Laravel5でMiddlewareを使う

Laravelのmiddlewareの使いどころは、デフォルトの機能でAuthがあるようにそんなようなところが使い所かと思います。デフォルトでは以下のような機能が備わっています。

  • メンテナンスモードかどうか判断するミドルウェア
  • Cookieの暗号化/復号化処理を行う機能
  • 指定されたCookieをResponseヘッダに登録する機能
  • Sessionの生成や取得などを行う機能
  • Sessionに保存されたエラー情報をViewにセットする機能
  • CSRFを防ぐためのトークンの発行やチェックを行う機能
  • Route Model Binding を実行する機能 (Laravel5.3から追加)

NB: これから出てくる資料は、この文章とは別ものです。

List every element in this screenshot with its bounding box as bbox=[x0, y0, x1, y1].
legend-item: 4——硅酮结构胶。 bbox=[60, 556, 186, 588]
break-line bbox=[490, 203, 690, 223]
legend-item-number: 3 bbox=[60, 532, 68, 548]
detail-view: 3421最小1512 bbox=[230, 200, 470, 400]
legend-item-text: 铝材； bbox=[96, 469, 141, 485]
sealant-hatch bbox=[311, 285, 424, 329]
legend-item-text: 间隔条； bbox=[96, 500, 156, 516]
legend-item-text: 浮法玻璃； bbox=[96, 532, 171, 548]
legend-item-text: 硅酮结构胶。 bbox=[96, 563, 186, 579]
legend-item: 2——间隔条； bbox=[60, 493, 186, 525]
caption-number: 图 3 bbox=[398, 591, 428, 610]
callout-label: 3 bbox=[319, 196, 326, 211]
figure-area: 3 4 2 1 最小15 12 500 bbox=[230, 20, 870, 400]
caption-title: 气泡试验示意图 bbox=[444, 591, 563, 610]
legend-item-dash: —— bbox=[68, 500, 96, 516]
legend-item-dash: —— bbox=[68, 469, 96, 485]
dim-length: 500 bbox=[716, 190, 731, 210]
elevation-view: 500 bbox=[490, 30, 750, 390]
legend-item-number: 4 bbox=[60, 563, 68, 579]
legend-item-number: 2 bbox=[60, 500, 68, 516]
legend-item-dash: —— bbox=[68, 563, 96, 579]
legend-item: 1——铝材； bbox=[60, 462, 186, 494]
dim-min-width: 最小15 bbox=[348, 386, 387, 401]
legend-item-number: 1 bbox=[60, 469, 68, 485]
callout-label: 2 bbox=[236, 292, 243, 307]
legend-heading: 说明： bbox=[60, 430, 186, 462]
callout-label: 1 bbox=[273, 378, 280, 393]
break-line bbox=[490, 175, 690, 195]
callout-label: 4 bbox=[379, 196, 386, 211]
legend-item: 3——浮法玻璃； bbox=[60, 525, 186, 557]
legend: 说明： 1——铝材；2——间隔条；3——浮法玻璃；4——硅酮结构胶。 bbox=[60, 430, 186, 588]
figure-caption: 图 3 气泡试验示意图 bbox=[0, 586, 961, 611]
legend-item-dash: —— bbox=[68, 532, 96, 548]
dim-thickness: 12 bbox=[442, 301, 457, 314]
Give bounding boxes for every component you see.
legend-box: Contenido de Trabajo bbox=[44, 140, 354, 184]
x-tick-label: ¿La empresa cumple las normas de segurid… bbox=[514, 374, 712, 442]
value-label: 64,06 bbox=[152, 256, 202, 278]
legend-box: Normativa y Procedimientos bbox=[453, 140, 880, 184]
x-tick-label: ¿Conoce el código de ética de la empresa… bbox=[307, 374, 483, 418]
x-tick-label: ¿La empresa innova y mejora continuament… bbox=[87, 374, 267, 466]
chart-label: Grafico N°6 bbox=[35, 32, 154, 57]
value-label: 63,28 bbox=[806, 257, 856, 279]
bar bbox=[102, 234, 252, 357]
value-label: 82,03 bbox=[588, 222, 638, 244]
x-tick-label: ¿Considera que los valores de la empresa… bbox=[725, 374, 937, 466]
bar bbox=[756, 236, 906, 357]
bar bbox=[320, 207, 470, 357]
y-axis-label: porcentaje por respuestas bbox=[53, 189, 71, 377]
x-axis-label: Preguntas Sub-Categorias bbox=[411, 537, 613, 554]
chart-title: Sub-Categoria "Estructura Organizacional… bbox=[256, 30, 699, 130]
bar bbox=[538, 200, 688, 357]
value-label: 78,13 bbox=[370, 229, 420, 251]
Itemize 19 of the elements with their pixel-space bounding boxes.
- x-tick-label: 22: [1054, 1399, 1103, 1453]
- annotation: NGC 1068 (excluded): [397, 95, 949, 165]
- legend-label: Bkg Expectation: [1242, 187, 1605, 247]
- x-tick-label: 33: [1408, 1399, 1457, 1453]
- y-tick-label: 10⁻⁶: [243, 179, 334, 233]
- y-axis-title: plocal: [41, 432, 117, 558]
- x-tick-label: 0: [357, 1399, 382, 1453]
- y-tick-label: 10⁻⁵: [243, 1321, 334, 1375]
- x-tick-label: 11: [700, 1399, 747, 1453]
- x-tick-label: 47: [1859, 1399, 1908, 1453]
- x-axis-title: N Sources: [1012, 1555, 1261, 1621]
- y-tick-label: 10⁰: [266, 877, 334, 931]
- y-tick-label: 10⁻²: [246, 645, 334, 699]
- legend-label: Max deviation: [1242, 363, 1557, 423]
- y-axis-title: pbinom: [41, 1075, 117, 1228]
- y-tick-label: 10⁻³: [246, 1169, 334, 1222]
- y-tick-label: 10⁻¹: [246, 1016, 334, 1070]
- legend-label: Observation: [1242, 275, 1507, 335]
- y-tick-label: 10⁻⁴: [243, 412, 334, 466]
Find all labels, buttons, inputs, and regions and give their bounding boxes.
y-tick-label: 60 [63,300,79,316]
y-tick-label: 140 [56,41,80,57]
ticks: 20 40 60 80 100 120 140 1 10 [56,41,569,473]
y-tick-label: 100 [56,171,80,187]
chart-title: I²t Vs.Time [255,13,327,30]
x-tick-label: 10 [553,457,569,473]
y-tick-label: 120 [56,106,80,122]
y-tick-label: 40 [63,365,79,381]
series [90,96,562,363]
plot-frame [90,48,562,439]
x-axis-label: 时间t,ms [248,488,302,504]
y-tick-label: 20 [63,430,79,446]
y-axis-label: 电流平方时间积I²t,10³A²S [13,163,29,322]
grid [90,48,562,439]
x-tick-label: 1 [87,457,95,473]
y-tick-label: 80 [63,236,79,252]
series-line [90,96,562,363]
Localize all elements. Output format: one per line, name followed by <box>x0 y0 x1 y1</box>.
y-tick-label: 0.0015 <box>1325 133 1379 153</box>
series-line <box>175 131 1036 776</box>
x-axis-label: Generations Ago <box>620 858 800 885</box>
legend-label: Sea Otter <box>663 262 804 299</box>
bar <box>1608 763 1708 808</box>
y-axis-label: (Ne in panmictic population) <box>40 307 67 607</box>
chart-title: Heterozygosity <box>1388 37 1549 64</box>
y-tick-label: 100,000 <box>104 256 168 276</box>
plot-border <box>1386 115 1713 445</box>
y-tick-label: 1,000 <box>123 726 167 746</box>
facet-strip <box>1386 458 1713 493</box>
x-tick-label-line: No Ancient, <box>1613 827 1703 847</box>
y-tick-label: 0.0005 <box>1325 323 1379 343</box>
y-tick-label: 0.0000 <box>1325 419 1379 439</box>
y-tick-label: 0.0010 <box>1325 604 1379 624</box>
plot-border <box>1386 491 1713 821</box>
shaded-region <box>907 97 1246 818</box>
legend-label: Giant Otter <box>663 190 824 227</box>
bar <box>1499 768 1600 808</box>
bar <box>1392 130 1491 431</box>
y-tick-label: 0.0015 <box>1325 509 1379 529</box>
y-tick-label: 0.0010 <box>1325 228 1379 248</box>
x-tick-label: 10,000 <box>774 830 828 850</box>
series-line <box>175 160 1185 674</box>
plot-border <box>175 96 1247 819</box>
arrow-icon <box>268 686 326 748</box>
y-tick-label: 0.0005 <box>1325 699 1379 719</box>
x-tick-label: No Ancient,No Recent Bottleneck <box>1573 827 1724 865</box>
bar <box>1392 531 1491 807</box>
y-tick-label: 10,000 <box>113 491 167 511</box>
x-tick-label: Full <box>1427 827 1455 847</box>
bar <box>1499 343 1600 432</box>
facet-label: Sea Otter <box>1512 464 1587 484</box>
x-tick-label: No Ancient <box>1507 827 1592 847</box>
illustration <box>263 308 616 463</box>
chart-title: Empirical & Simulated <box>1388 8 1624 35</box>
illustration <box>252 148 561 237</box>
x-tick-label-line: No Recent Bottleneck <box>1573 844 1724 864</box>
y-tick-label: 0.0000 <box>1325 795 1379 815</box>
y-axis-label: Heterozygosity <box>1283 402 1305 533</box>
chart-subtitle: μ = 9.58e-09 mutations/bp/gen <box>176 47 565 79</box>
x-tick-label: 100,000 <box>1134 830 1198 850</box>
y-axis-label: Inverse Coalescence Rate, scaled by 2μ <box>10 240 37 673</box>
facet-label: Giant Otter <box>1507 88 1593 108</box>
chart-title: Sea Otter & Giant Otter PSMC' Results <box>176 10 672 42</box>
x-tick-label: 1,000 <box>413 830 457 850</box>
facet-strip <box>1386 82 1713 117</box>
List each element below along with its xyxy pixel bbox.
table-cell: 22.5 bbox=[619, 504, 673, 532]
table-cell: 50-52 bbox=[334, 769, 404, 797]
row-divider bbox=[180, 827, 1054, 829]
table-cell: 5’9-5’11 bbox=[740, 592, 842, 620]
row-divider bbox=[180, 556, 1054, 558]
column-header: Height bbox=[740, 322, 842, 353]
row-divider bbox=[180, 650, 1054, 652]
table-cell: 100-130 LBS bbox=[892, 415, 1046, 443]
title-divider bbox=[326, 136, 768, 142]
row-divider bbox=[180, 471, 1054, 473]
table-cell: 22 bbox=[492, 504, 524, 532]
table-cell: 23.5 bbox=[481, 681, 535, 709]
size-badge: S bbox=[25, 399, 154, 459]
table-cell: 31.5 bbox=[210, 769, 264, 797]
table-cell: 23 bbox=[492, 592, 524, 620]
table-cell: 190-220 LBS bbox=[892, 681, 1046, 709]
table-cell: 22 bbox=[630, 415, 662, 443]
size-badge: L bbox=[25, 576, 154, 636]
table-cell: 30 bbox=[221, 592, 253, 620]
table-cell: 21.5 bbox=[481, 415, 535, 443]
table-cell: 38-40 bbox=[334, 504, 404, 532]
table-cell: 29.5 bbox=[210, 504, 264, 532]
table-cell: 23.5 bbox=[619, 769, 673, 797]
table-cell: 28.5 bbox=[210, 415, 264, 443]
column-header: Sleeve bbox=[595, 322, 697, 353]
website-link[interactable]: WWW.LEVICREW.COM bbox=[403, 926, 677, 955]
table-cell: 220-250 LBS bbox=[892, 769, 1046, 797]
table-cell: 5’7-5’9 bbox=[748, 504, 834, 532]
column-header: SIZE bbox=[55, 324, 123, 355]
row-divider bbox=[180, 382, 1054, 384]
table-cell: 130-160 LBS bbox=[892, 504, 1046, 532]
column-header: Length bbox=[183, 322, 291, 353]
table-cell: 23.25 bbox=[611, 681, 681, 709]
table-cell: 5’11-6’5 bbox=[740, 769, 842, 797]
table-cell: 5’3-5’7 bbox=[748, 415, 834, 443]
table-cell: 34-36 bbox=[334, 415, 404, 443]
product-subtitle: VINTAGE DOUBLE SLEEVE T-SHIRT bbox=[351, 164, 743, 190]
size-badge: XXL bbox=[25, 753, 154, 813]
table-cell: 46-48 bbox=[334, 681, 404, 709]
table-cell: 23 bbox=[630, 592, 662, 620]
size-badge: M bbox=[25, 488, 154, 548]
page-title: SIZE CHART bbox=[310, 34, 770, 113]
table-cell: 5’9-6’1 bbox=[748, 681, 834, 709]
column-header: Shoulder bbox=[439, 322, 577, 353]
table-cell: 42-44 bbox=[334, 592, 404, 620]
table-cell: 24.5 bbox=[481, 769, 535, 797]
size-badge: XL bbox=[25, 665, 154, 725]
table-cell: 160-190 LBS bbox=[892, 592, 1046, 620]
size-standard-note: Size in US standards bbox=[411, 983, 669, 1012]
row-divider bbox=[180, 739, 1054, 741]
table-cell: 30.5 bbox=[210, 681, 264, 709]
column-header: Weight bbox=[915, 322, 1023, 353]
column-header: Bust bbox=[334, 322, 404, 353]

[Laravel]ミドルウェアを整理してLaravelを軽くする
ここらの機能は、

app/Http/Middleware/EncryptCookies.php
app/Http/Middleware/RedirectIfAuthenticated.php
app/Http/Middleware/TrimStrings.php
app/Http/Middleware/TrustProxies.php
app/Http/Middleware/VerifyCsrfToken.php

こんな感じでおいてあります。

つまるところ「いつも使うもの」をフロントコントローラではなくミドルウェアで設定しておくと便利ということになろうかと思います。

ミドルウェアの作成

artisanコマンドでミドルウェアのスケルトンを作成する。

php artisan make:middleware AdminMiddleware
Middleware created successfully.

app/Http/Middleware/AdminMiddleware.phpとして作成されます。

Kernel.phpに登録する

アプリケーション全体として利用する場合はKernel.phpに登録しておく必要があります。(そうではない場合は個別に呼び出すことになりますが、それやっちゃうとあんまりミドルウェアとしての醍醐味はないかもです。)
各所端折ってますが、

protected $middleware = [
    ...
    \App\Http\Middleware\AdminMiddleware::class,
];

protected $middlewareGroups = [
    'web' => [
        ...
        //\App\Http\Middleware\AdminMiddleware::class,
    ],
];

protected $routeMiddleware = [
    ...
    'admin' => \App\Http\Middleware\AdminMiddleware::class,
];

作成したミドルウェアを使えるようにしておきます。$routeMiddlewareでは”admin”というkeyで使えるようになります。( Authとかと同じですね。)
解説しすぎるとわかりずらくなりますが、$middlewareGroupsではリクエストの扱い、特にPOSTする際の挙動を一括してミドルウェアで扱えるように道具をひと束にしている箇所です。なので、今回新しく作成するミドルウェアがその挙動に関連するものなのかどうかというところでは未定なのでいったんコメントアウトしてます。
$middlewareや$routeMiddlewareでは単体で利用できるので登録しておいてOKでしょう。使い所によって扱いは変わってくるので上級者になったらいろいろ考えましょうね。

使い方

ミドルウェアはいろいろな使い方ができます。代表的なものは、

  • ルーティングでクロージャーとして使う
  • コントローラのコンストラクタで使う
  • 普通にメソッドとかプロパティーとして使う

です。ですが上記のKernelに登録することでリクエストのたびに自動的に実行されることになるので、気にしなくてもよいです。
実際に、app/Http/Middleware/AdminMiddleware.phpにechoしてみます。
middlewareはこのhandleメソッドが呼ばれます。

    public function handle($request, Closure $next)
    {
        echo "AdminMiddleware\n";
        return $next($request);
    }

これをやると、どのページにも等しく”AdminMiddleware\n”が表示されるはずです。
こりゃ楽だ。
ただミドルウェアの実行されるタイミングにふさわしい処理じゃないとだめだってことです。このタイミングというのがリクエストとレンスポンスの前後に関わること、という感じです。
いろんな処理の手前でやるので、なんでもかんでも自由に値を取得できるといったらそうでもないです。